Yes, we are adding the finishing touches for our honey bee welcome wagon, the hives are painted—we asked the ladies whom the hives are named after what colors they wanted: Olga—orange, Kitty green. We went pastel and the colors are actually creamsicle and pesto.
I practiced using my smoker. The beekeeping instructors said that they would rather work their hives without a bee suit than without a smoker. It will be an important tool to keep the bees calm, and I need to know how to light it and make sure I have enough fuel inside to keep it going while I work the colony. The smell of wood smoke make the bees think there is a forest fire and they go deep into the hive and eat hone. Also, if a bee stings you, it releases a phermone that communicates to other bees, “Hey, guys, I found something nasty over here and I stung it. Call in the cavalry to sting more!” If you puff smoke over the sting, that masks the phermone and keeps your from getting stung further.
Just another few weeks and then I get to hive my bees—can’t wait! The instructors said that when we install the bees that we really won’t need the bee suits—they even showed the video and the instructor only had on jeans and a t-shirt—no gloves. They said it’s more important that we be comfortable so if we want to wear the full suit for the installation we can, I wonder what I’ll do. Right now I am thinking I can install the bees without the suit, but that may change when I’m holding a buzzing box full of three pounds of honey bees.
I checked all the nest boxes around Mr. Neil’s property while we were there and they are all unoccupied at the moment. I only found one bluebird pair, but others may be further south waiting out this cold spell.
While digiscoping the bluebird, I had the feeling that I was being watched. Do you see anything in the above photo? Let me bring it closer:
In the middle of all that was a wary woodchuck giving me the hairy eyeball. Good grief, give this guy some floppy ears and he could qualify for a disapproving rabbit.

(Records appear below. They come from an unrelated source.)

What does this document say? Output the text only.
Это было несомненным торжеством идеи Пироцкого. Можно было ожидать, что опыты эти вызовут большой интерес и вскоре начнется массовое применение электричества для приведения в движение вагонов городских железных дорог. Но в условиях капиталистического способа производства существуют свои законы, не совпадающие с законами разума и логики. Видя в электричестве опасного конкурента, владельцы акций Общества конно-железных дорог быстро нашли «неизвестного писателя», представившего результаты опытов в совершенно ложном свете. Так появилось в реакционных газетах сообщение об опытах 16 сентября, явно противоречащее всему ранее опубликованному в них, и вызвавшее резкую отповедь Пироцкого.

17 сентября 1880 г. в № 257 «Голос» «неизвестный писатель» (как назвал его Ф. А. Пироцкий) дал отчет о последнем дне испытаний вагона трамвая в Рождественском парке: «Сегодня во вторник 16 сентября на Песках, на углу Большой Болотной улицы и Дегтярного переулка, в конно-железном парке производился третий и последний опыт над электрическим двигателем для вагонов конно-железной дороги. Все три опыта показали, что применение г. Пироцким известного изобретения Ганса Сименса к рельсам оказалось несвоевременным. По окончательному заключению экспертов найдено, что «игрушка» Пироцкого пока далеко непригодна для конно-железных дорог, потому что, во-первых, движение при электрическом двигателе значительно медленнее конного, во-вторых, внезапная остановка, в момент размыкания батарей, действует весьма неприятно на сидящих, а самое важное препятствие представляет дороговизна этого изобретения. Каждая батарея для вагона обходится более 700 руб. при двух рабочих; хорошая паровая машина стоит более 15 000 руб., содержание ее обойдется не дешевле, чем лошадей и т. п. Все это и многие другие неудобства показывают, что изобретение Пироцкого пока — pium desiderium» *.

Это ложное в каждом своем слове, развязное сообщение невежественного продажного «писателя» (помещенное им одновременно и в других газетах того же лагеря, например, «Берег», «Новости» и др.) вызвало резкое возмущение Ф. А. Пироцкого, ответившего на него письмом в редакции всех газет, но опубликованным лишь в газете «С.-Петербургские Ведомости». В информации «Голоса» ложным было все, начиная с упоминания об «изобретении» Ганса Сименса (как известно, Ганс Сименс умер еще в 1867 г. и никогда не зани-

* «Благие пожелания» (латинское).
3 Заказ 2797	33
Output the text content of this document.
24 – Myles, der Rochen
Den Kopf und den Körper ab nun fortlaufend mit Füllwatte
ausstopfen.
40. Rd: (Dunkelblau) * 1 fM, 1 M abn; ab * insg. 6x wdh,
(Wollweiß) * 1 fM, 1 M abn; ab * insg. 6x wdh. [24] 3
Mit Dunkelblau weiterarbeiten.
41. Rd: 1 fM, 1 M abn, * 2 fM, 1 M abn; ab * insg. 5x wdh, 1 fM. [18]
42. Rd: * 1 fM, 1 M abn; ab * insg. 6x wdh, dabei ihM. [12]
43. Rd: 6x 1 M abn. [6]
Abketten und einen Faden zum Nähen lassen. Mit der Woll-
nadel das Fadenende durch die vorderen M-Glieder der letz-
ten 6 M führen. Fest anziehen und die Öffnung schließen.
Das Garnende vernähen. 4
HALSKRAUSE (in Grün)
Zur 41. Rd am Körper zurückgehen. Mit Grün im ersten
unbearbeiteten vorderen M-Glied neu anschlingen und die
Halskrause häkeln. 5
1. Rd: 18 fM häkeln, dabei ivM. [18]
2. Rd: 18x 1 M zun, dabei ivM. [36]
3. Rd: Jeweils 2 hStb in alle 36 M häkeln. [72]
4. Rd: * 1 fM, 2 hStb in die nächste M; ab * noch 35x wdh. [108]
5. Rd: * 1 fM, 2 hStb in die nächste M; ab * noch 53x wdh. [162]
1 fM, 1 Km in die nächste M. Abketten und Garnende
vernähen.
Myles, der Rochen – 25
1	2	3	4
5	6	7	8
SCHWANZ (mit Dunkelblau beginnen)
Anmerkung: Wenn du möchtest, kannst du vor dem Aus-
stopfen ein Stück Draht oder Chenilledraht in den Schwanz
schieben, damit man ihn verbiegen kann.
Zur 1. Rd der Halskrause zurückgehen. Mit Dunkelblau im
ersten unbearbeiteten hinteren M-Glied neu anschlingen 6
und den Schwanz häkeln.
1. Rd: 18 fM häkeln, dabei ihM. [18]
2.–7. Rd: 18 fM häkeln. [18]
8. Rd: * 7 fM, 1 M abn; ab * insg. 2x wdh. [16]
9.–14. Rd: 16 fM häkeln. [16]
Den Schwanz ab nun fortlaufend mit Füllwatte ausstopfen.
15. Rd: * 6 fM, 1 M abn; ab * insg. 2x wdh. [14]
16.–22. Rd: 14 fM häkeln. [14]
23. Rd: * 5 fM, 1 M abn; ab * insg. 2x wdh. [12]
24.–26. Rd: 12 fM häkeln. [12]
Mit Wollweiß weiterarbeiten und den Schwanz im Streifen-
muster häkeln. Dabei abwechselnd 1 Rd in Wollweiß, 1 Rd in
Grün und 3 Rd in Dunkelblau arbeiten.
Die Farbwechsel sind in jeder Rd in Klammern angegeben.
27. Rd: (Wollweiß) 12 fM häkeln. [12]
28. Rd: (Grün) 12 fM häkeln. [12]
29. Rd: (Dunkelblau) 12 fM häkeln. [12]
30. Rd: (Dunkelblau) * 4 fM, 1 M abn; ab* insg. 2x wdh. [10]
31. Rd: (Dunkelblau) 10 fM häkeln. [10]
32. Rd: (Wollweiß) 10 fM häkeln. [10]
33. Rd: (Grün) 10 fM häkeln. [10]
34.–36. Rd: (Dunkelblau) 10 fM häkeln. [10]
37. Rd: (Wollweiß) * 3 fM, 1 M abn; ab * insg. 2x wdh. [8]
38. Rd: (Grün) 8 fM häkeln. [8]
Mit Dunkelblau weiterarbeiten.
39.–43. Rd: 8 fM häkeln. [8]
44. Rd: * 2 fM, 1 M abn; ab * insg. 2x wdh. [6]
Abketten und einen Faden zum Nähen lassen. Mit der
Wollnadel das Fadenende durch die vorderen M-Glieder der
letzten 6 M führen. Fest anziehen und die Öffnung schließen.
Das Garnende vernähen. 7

When we arrived, one of the feeder poles was knocked down and all the feeders empty. I was worried that they bear had returned that destroyed all the feeders last year, but all the feeders were relatively intact, no punctures from large teeth. Some smears on the baffle confirmed my suspision. With all the rain we’ve been having the ground was wet and we had noticed a few weeks ago that it was leaning. It looks like some raccoons tried to climb it and knocked it down. Even so, I think we will get an electric fence for our hives. Once we got the feeder pole back up, the birds moved in right away like the above chickadee.
And I think nuthatches are now my new favorite bird to photograph, they just strike all these great poses that seem to say--photograph me now! Remember from the pileated woodpecker post that it had white on the underside of its bill? Nuthatches have the same thing.